I work in a coffee shop. I have a lot of boring
conversations. Don’t get me wrong, I get a lot of interesting ones too, but
sadly, there are still many chew your own arm off boring people that never,
ever leave me alone.
I have noticed, as the time at which I go to university
comes closer, that the majority of the conversations I have with strangers and
acquaintances can be boiled down into three simple questions.
- Do I want to be an actress, like my mum? (to any other children of theatre people, I feel your pain)
- What do I plan to do with my life? (why this question is considered small talk I will never understand)
- Do I have a boyfriend?
Saying No, I HAVE NO FREAKING IDEA/Time travelling pirate journalist,
no, and no I don’t want to go out with your brother/cousin/ex/grandfather at
least a hundred times a day would annoy anyone after a while, right?

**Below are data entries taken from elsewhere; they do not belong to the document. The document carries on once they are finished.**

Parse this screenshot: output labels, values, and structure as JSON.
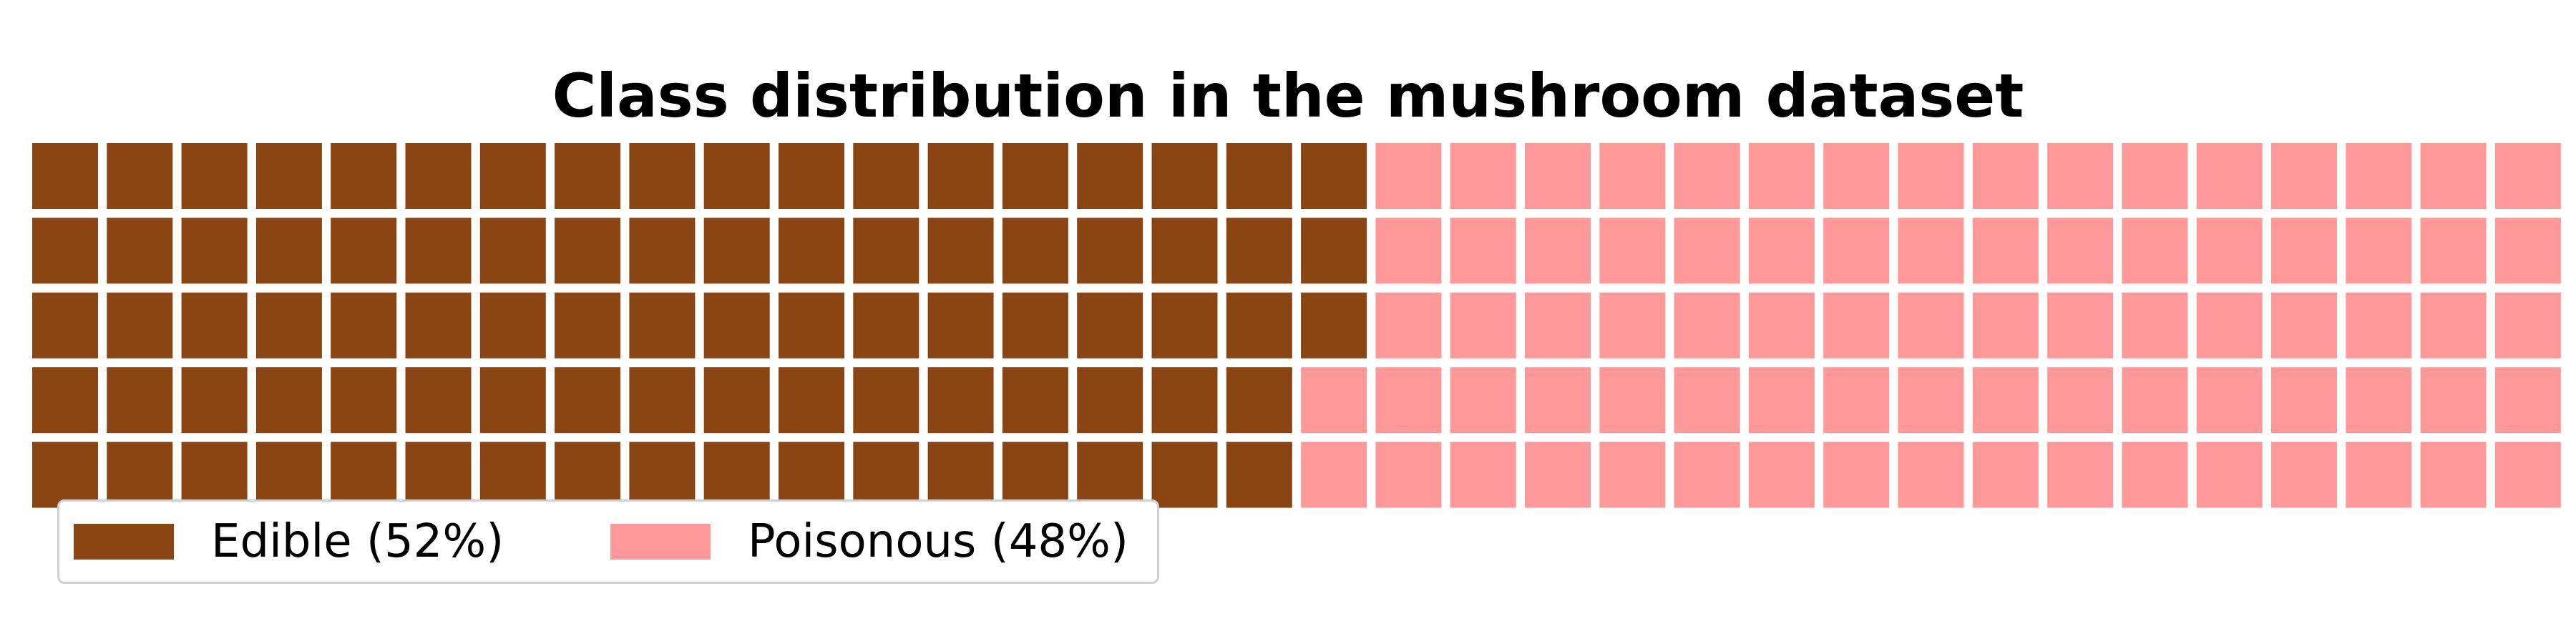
{
  "chart_data": {
    "type": "waffle",
    "title": "Class distribution in the mushroom dataset",
    "rows": 5,
    "columns": 34,
    "fill_order": "column-major, top to bottom, left to right",
    "categories": [
      "Edible (52%)",
      "Poisonous (48%)"
    ],
    "values": [
      88,
      82
    ],
    "percentages": [
      52,
      48
    ],
    "colors": [
      "#8B4513",
      "#FF9999"
    ],
    "legend": {
      "placement": "bottom-left",
      "items": [
        {
          "label": "Edible (52%)",
          "color": "#8B4513"
        },
        {
          "label": "Poisonous (48%)",
          "color": "#FF9999"
        }
      ]
    }
  }
}
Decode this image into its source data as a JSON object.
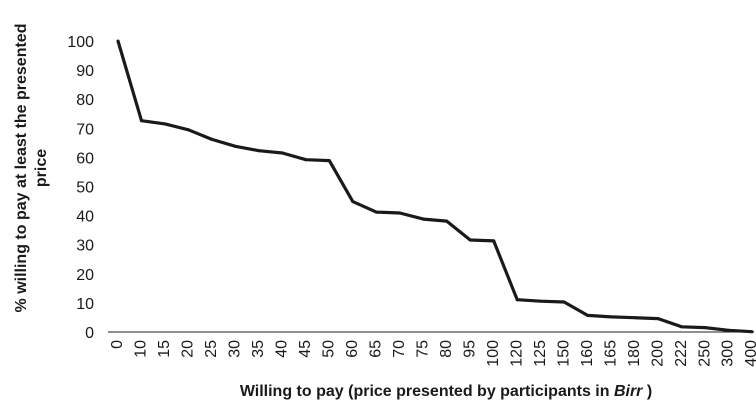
{
  "chart_data": {
    "type": "line",
    "xlabel": "Willing to pay (price presented by participants in ",
    "xlabel_italic": "Birr",
    "xlabel_suffix": " )",
    "ylabel_line1": "%  willing to pay at least the presented",
    "ylabel_line2": "price",
    "ylim": [
      0,
      100
    ],
    "yticks": [
      0,
      10,
      20,
      30,
      40,
      50,
      60,
      70,
      80,
      90,
      100
    ],
    "grid": false,
    "categories": [
      "0",
      "10",
      "15",
      "20",
      "25",
      "30",
      "35",
      "40",
      "45",
      "50",
      "60",
      "65",
      "70",
      "75",
      "80",
      "95",
      "100",
      "120",
      "125",
      "150",
      "160",
      "165",
      "180",
      "200",
      "222",
      "250",
      "300",
      "400"
    ],
    "values": [
      100,
      72.6,
      71.5,
      69.5,
      66.2,
      63.8,
      62.3,
      61.5,
      59.2,
      58.9,
      44.8,
      41.2,
      40.9,
      38.8,
      38.1,
      31.6,
      31.3,
      11.1,
      10.6,
      10.3,
      5.7,
      5.2,
      4.9,
      4.6,
      1.8,
      1.5,
      0.6,
      0.1
    ],
    "color": "#1a1a1a"
  }
}
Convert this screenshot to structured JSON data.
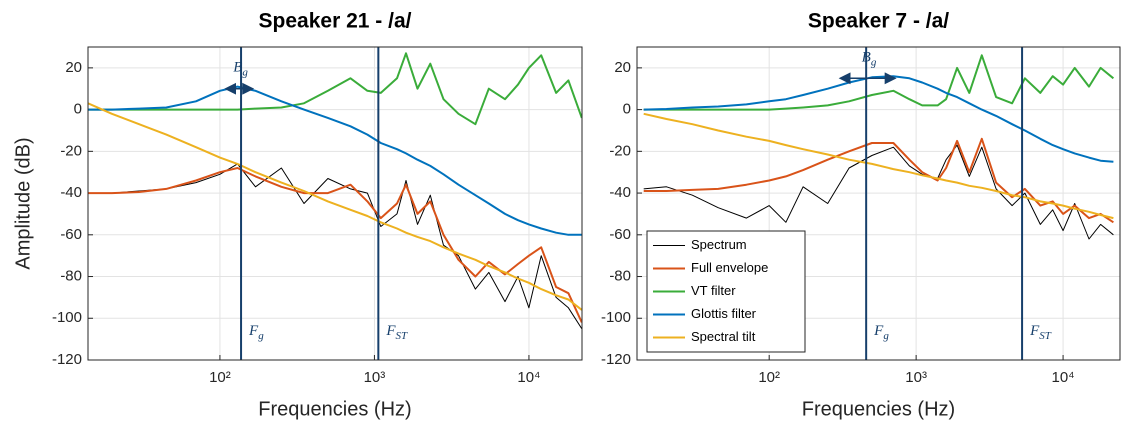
{
  "chart_data": [
    {
      "type": "line",
      "title": "Speaker 21 - /a/",
      "xlabel": "Frequencies (Hz)",
      "ylabel": "Amplitude (dB)",
      "log_x": true,
      "grid": true,
      "xlim": [
        14,
        22050
      ],
      "ylim": [
        -120,
        30
      ],
      "xticks": [
        {
          "value": 100,
          "label": "10²"
        },
        {
          "value": 1000,
          "label": "10³"
        },
        {
          "value": 10000,
          "label": "10⁴"
        }
      ],
      "yticks": [
        -120,
        -100,
        -80,
        -60,
        -40,
        -20,
        0,
        20
      ],
      "x": [
        14,
        20,
        30,
        45,
        70,
        100,
        130,
        170,
        250,
        350,
        500,
        700,
        900,
        1100,
        1400,
        1600,
        1900,
        2300,
        2800,
        3500,
        4500,
        5500,
        7000,
        8500,
        10000,
        12000,
        15000,
        18000,
        22000
      ],
      "series": [
        {
          "color": "#000000",
          "values": [
            -40,
            -40,
            -39,
            -38,
            -35,
            -31,
            -26,
            -37,
            -28,
            -45,
            -33,
            -38,
            -40,
            -56,
            -50,
            -34,
            -55,
            -41,
            -65,
            -70,
            -86,
            -78,
            -92,
            -80,
            -95,
            -70,
            -90,
            -95,
            -105
          ]
        },
        {
          "color": "#d95319",
          "values": [
            -40,
            -40,
            -39.5,
            -38,
            -34,
            -30,
            -28,
            -32,
            -37,
            -40,
            -40,
            -36,
            -44,
            -52,
            -45,
            -36,
            -50,
            -44,
            -60,
            -72,
            -80,
            -73,
            -79,
            -74,
            -70,
            -66,
            -85,
            -88,
            -102
          ]
        },
        {
          "color": "#3aac3a",
          "values": [
            0,
            0,
            0,
            0,
            0,
            0,
            0,
            0.5,
            1,
            3,
            9,
            15,
            9,
            8,
            15,
            27,
            10,
            22,
            5,
            -2,
            -7,
            10,
            5,
            12,
            20,
            26,
            8,
            14,
            -4
          ]
        },
        {
          "color": "#0072bd",
          "values": [
            0,
            0,
            0.5,
            1,
            4,
            9,
            11,
            9,
            4,
            0,
            -4,
            -8,
            -12,
            -16,
            -19,
            -21,
            -24,
            -27,
            -31,
            -36,
            -41,
            -45,
            -50,
            -53,
            -55,
            -57,
            -59,
            -60,
            -60
          ]
        },
        {
          "color": "#edb120",
          "values": [
            3,
            -2,
            -7,
            -12,
            -18,
            -23,
            -26,
            -30,
            -35,
            -39,
            -44,
            -48,
            -51,
            -54,
            -57,
            -59,
            -61,
            -63,
            -66,
            -69,
            -72,
            -75,
            -78,
            -81,
            -83,
            -86,
            -89,
            -91,
            -96
          ]
        }
      ],
      "vlines": [
        {
          "x": 137,
          "color": "#163f6b",
          "label": {
            "text": "F",
            "sub": "g"
          }
        },
        {
          "x": 1060,
          "color": "#163f6b",
          "label": {
            "text": "F",
            "sub": "ST"
          }
        }
      ],
      "arrows": [
        {
          "x": [
            109,
            163
          ],
          "y": 10,
          "color": "#163f6b",
          "label": {
            "text": "B",
            "sub": "g"
          }
        }
      ]
    },
    {
      "type": "line",
      "title": "Speaker 7 - /a/",
      "xlabel": "Frequencies (Hz)",
      "log_x": true,
      "grid": true,
      "xlim": [
        12.6,
        24400
      ],
      "ylim": [
        -120,
        30
      ],
      "legend": "lower left",
      "xticks": [
        {
          "value": 100,
          "label": "10²"
        },
        {
          "value": 1000,
          "label": "10³"
        },
        {
          "value": 10000,
          "label": "10⁴"
        }
      ],
      "yticks": [
        -120,
        -100,
        -80,
        -60,
        -40,
        -20,
        0,
        20
      ],
      "x": [
        14,
        20,
        30,
        45,
        70,
        100,
        130,
        170,
        250,
        350,
        500,
        700,
        900,
        1100,
        1400,
        1600,
        1900,
        2300,
        2800,
        3500,
        4500,
        5500,
        7000,
        8500,
        10000,
        12000,
        15000,
        18000,
        22000
      ],
      "series": [
        {
          "name": "Spectrum",
          "color": "#000000",
          "values": [
            -38,
            -37,
            -41,
            -47,
            -52,
            -46,
            -54,
            -37,
            -45,
            -28,
            -22,
            -18,
            -27,
            -31,
            -33,
            -24,
            -17,
            -32,
            -18,
            -38,
            -46,
            -40,
            -55,
            -48,
            -58,
            -45,
            -62,
            -55,
            -60
          ]
        },
        {
          "name": "Full envelope",
          "color": "#d95319",
          "values": [
            -39,
            -39,
            -38.5,
            -38,
            -36,
            -34,
            -32,
            -29,
            -24,
            -20,
            -16,
            -16,
            -24,
            -30,
            -34,
            -28,
            -15,
            -30,
            -14,
            -35,
            -42,
            -38,
            -46,
            -44,
            -50,
            -46,
            -52,
            -50,
            -54
          ]
        },
        {
          "name": "VT filter",
          "color": "#3aac3a",
          "values": [
            0,
            0,
            0,
            0,
            0,
            0,
            0.5,
            1,
            2,
            4,
            7,
            9,
            5,
            2,
            2,
            5,
            20,
            8,
            26,
            6,
            3,
            15,
            8,
            16,
            12,
            20,
            11,
            20,
            15
          ]
        },
        {
          "name": "Glottis filter",
          "color": "#0072bd",
          "values": [
            0,
            0.3,
            1,
            1.5,
            2.5,
            4,
            5,
            7,
            10,
            13,
            15.5,
            16,
            15,
            13,
            10,
            8,
            6,
            3,
            0,
            -3,
            -7,
            -10,
            -14,
            -17,
            -19,
            -21,
            -23,
            -24.5,
            -25
          ]
        },
        {
          "name": "Spectral tilt",
          "color": "#edb120",
          "values": [
            -2,
            -4.5,
            -7,
            -10,
            -13,
            -15,
            -17,
            -19,
            -21.5,
            -24,
            -26,
            -28.5,
            -30,
            -31.5,
            -33,
            -34,
            -35,
            -36.5,
            -37.5,
            -39,
            -41,
            -42,
            -44,
            -45,
            -46,
            -47.5,
            -49,
            -50.5,
            -52
          ]
        }
      ],
      "vlines": [
        {
          "x": 457,
          "color": "#163f6b",
          "label": {
            "text": "F",
            "sub": "g"
          }
        },
        {
          "x": 5260,
          "color": "#163f6b",
          "label": {
            "text": "F",
            "sub": "ST"
          }
        }
      ],
      "arrows": [
        {
          "x": [
            304,
            720
          ],
          "y": 15,
          "color": "#163f6b",
          "label": {
            "text": "B",
            "sub": "g"
          }
        }
      ]
    }
  ]
}
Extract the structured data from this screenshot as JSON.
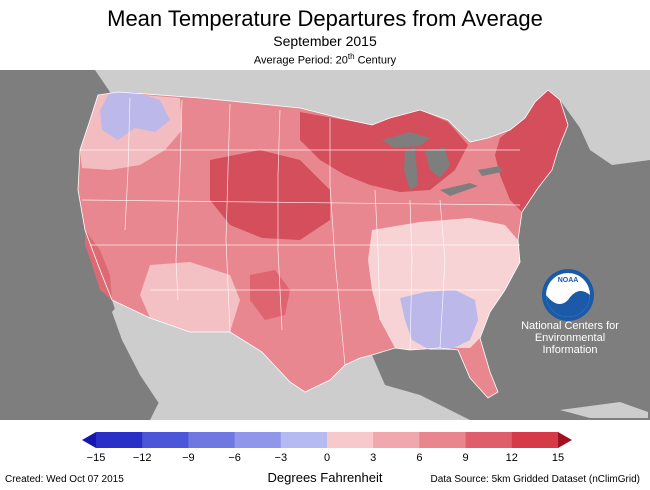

I hung out with my brother for a couple of hours yesterday
and I have come to a conclusion: I am going to implement the autistic walk off
(and give it a better name) in my life. The autistic walk off is pretty
self-explanatory. It’s basically walking off in the middle of a conversation,
as if it were never happening in the first place (This sentence was so
unnecessary, I apologise).
I love the autistic walk off. I think it’s hilarious, and I
love my brother a little bit more every time he does it. Everyone knows where
they stand with TAWO. It states clearly that You Are Talking Shit, And I Am
Going To Exercise My Right To Leave. My brother does it all the time.
Usually when I’m talking.
Imagine how much more concise and interesting the world
would be if we all lived by TAWO. I like the sound of that place. It’d be like
living in World Series of Dating, constantly (on seconds thoughts…).